Relatives In Descent offers new layers and new insights, without sanding any of the edges
born from their days as a Detroit bar band. Ahee’s guitar still crackles and spits electricity.
Casey’s voice continues to shift naturally between dead-eyed croon and fevered bark.
Drummer Alex Leonard and bassist Scott Davidson remain sharp and propulsive, a rhythm
section that’s as agile as it is adventurous. But this is also Protomartyr at their most
impressive. After months of rehearsal, the band decamped to Los Angeles, California for two
weeks in March of 2017, to record at 64Sound in Highland Park. Co-produced and recorded
with Sonny DiPerri (Animal Collective, Dirty Projectors), who helped capture the band’s
long-simmering vision for something more complex, but no less visceral, Relatives In
Descent also features contributions from violinist Tyler Karmen and additional synths by
Cheveu’s Olivier Demeaux.

It all begins with “A Private Understanding,” pegged as the album’s opening statement the
second it was finished, and a wellspring from which the following eleven songs flow. At once
beautiful and brutal, it mutates from drum-led oddity to unlikely anthem, with some of
Casey’s most potent lyrical work at its center: “Sorrow’s the wind blowing through/Truth is
hiding in the wire.” He’d originally approached the writing on this album as an opportunity
to move away from the anger and personal despair that defined much of Protomartyr’s
previous three albums. But a lot has happened in the past two years.
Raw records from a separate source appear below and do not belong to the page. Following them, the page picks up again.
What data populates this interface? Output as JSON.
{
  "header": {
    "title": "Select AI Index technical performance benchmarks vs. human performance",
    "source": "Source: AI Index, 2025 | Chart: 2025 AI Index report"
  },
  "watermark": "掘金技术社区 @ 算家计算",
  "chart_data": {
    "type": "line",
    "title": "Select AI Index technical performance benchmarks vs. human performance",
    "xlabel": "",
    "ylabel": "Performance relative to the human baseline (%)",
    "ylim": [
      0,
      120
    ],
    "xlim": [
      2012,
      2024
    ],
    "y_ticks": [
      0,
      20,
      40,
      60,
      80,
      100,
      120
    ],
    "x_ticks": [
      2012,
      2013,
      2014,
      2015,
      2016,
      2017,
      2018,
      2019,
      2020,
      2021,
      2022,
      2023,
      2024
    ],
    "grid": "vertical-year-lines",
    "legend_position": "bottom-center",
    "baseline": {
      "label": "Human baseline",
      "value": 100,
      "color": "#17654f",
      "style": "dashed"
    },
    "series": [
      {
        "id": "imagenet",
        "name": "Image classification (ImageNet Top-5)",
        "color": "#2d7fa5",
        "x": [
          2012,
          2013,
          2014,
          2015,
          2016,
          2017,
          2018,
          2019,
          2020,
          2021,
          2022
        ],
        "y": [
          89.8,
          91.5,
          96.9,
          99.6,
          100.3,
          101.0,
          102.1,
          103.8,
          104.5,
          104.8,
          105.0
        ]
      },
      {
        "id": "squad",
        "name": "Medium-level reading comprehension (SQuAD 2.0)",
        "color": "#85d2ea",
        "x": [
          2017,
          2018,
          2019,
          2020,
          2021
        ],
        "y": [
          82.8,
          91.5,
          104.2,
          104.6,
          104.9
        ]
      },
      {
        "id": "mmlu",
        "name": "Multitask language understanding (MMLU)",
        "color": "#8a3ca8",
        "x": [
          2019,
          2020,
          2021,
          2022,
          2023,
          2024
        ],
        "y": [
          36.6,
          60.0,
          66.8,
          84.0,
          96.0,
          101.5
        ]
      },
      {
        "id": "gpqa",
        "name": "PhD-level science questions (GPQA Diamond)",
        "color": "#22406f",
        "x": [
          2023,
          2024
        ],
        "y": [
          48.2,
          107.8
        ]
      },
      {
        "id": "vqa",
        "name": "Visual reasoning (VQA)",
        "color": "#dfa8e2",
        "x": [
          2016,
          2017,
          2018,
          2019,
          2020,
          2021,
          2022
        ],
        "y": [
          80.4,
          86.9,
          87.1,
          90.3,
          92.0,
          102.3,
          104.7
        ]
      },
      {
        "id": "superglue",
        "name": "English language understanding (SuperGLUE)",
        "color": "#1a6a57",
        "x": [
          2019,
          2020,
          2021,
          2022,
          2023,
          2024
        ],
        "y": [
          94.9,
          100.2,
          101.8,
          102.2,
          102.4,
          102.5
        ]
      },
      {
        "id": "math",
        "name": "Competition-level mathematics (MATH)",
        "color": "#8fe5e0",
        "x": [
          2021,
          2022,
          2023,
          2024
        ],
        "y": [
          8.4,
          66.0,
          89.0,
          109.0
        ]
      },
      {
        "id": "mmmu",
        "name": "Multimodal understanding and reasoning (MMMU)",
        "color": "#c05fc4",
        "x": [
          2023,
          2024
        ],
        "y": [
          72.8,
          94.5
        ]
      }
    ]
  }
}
Disturbed by
happenings both local (the ongoing, man-made tragedy of the Flint water crisis) and
national (just about everything), Casey drew influence from the songwriting of Ben Wallers,
the recently translated stories of Irish writer Máirtín Ó Cadhain, and Robert Burton’s The
Anatomy of Melancholy , a sprawling, 17th century masterwork that provided both solace
and confirmation.

One can hear these influences throughout , be it in the wary reportage of “Here Is The Thing”
or the uncanny menace of “Windsor Hum”, the shining city of “Don’t Go To Anacita” or the
triptych of delusions both “good” and “bad” that is “Up The Tower”, “Night-Blooming
Cereus”, and “Male Plague”. In the end, Relatives In Descent offers a small light in the
darkness, while never denying that we are all just standing in the dark.